Health Reimbursement Arrangements (HRA)
A Health Reimbursement Account (HRA) is an account authorized under Section 105 of the Internal Revenue Code. An HRA is a self-funded account that enables employers to purchase a health plan with a higher deductible and self-fund a portion of the deductible. It's one of the most versatile benefits the employer can provide. It can also be utilized to fund specific expenses such as copayments, dental, or vision benefits. It is a health care plan that gets employees thinking more and spending less. Facing rapidly escalating costs, employers are looking for ways to get their employees more engaged in their health care spending. Health Reimbursement Accounts (HRA) provide a viable solution. Equipped with the HRA, employers encourage member engagement to lower overall benefit costs.
How does the HRA work?
As most commonly constructed, HRAs are linked with high-deductible health plans that include preventive care not charged against the deductible and access to information tools that help consumers make informed decisions. Members can use the fund to pay qualified medical expenses or roll over unused funds at year end for future use. Most HRA members who use up the fund then have to meet a deductible for medical expenses before major medical coverage kicks in. With the opportunity to determine how and when their health care dollars are used, HRA members have an incentive to become informed and value seeking health care consumers.
An HRA consists of the following components:
- Health Reimbursement Account - Employer contributes a predetermined amount to each member's account annually. The member may use the funds in the HRA to pay for medical care; covered expenses are paid from the HRA at 100 percent (or percentage amount determined by employer) until the HRA balance is exhausted.
- Employee out-of-pocket or FSA - Once the funds are exhausted in the HRA, the member is responsible for the remaining deductible. The member must satisfy the deductible each year before the medical plan pays benefits; the deductible can be paid with FSA funds, if available.
- Medical Plan - Traditional medical plan benefits are payable after the member satisfies the deductible; coinsurance and breakpoint out-of-pocket maximum levels are available.
Aren't HRAs and other Consumer-Directed Health Plans (CDHPs) really just cost-shifting in disguise?

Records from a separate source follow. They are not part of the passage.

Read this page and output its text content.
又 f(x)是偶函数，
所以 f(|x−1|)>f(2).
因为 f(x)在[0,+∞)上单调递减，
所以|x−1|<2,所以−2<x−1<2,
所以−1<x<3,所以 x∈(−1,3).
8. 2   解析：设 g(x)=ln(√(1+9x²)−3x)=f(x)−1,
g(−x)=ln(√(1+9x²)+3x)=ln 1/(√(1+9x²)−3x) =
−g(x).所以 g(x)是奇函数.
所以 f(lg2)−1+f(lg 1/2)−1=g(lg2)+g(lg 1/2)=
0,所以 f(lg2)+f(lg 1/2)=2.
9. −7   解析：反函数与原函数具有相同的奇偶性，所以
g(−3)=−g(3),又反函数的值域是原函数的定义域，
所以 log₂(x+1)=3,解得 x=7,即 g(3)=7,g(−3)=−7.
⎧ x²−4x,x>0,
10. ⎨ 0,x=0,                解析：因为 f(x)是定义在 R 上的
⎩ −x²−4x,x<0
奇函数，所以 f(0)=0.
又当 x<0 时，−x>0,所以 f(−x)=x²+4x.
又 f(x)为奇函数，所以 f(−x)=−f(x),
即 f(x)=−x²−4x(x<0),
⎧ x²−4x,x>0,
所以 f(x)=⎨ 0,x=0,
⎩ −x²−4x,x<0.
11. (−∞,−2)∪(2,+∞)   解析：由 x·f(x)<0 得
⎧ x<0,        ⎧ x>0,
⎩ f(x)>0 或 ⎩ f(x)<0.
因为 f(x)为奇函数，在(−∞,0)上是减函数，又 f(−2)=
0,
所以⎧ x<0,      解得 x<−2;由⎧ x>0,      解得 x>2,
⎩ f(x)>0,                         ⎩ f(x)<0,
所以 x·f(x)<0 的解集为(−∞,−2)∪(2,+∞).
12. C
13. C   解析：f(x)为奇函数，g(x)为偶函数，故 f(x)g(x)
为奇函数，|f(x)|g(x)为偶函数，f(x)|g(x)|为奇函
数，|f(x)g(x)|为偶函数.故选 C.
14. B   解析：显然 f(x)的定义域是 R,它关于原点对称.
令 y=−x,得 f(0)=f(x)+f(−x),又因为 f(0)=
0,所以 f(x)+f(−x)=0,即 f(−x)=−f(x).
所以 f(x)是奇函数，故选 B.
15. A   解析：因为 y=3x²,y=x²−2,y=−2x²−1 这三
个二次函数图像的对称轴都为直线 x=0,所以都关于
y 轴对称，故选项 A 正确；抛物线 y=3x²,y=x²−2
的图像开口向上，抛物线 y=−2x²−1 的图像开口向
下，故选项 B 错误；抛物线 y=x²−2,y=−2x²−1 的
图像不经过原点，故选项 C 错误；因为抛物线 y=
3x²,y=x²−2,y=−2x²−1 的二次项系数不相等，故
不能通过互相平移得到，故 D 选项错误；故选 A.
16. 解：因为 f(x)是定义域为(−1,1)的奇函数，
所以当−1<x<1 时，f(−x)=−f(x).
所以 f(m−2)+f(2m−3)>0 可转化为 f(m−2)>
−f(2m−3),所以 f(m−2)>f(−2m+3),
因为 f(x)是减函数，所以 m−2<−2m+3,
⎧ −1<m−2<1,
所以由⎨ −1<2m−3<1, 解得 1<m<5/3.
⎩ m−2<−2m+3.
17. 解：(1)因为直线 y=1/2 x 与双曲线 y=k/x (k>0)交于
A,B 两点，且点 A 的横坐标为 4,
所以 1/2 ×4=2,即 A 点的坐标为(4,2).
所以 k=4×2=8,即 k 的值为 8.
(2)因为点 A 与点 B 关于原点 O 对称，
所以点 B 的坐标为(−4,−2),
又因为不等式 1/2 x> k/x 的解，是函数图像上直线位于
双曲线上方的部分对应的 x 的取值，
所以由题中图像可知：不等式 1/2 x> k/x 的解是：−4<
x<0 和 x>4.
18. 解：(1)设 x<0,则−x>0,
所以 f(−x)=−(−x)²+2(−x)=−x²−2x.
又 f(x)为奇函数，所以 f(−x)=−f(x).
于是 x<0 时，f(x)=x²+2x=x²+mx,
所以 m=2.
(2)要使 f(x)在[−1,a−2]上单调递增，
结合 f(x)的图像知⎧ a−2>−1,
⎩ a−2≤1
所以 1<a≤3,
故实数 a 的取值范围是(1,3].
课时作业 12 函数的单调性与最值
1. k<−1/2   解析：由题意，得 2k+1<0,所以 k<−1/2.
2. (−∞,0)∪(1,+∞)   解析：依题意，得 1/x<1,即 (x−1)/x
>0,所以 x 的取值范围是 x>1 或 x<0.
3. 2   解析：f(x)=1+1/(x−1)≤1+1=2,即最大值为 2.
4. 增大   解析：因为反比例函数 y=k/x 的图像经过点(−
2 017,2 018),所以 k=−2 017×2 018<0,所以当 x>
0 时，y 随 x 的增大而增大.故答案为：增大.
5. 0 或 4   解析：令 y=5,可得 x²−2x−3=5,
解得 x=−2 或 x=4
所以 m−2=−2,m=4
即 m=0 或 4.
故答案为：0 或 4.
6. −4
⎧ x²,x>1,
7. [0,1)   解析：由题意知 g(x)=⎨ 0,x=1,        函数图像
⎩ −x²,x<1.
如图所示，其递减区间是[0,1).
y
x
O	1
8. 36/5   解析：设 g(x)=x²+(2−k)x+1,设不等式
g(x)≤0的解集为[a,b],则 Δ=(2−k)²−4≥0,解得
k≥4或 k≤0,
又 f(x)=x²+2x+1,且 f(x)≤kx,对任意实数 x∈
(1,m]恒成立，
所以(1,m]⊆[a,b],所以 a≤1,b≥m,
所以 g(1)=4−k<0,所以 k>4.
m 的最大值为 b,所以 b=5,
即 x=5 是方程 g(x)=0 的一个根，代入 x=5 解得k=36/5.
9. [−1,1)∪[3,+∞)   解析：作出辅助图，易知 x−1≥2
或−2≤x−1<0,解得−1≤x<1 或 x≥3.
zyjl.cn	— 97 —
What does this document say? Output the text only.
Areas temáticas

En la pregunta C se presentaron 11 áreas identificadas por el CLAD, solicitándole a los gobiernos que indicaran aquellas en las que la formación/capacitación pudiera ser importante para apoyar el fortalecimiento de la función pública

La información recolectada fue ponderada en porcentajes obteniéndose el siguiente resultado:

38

No, that is not our experience. First, most HRA plans provide 100% coverage of preventive care upfront, which is a strong incentive for consumers to get the quality care they need. Second, HRA plan premiums are more affordable than most traditional plans. Third, our experience also shows that employers seldom offer HRAs alone - employees have other coverage choices. However, employees increasingly are ready for the choices and responsibilities of this new age of "consumerism."
What kind of information is available to help consumers make medical decisions that are appropriate for them?
Consumers who take a more active role in health care decision-making need access to information that can help them make good choices. An HRA health plan controls costs by making employees accountable for their decisions, purchases and behaviors and adds an affordable health care program as part of employee's overall compensation package. Members are eligible for first-dollar benefits and can manage money in their accounts effectively. They also offer members more personal choice and flexibility in their health care purchases and decisions.
Designing the HRA
All expenses eligible under IRS Code 213(d) are reimbursable through the HRA; however, the employer may determine which Section 213(d) expenses will apply. Some eligible expenses that an employer may want to include/exclude are vision, dental, and physical therapy. The employer will determine the portion of unused HRA funds, up to 100%, that will roll over to members’ accounts for use in subsequent years. The employer may also limit the rollover dollar amount. The employer may determine the annual allocation into the HRA for each member as well as the total deductible, coinsurance levels (In-network and Out-of-network) and member out-of-pocket maximum requirements. Unused HRA balances may be transferred from another HRA plan if allowed by that plan. The employer may determine the order of payment between the HRA and FSA if both are offered.
Why adopt an HRA?
For employers looking to save money, Health Reimbursement Accounts are often a better choice than funding a Health Savings Account (HSA) which in reality is a cash contribution to participants. A properly implemented HRA allows employers greater control of their benefit dollars, and they can be coordinated and integrated with Flexible Spending Accounts (FSAs).
The three most common types of HRAs are:
Bridge HRA - Funds expenses that are applied to the deductible and cannot be utilized for any other expenses. With a Bridge HRA the employer may adopt a health plan that may have a $2,000 Individual and a $4,000 Family Deductible. The Bridge HRA will help the employees "bridge” the deductible. The employer may fund 50% of the deductible and it can be done as a percentage, they can pay the first $1,000 of the deductible or the back end of the deductible.
Comprehensive HRA - Funds a wide variety of expenses including deductibles, prescription drugs, dental, vision, and over-the-counter medications. They will cover any expenses eligible for reimbursement under Section 213(d) which govern eligible expenses under a Section 125 Cafeteria Plan (Flexible Spending Accounts). Normally they are set up with a two tier level such as $750 for individual coverage and $1,500 for family coverage.
Limited Purpose HRA - Funds a specific benefit such as a prescription drug (Rx) Copayments, a dollar based dental plan, or vision benefits.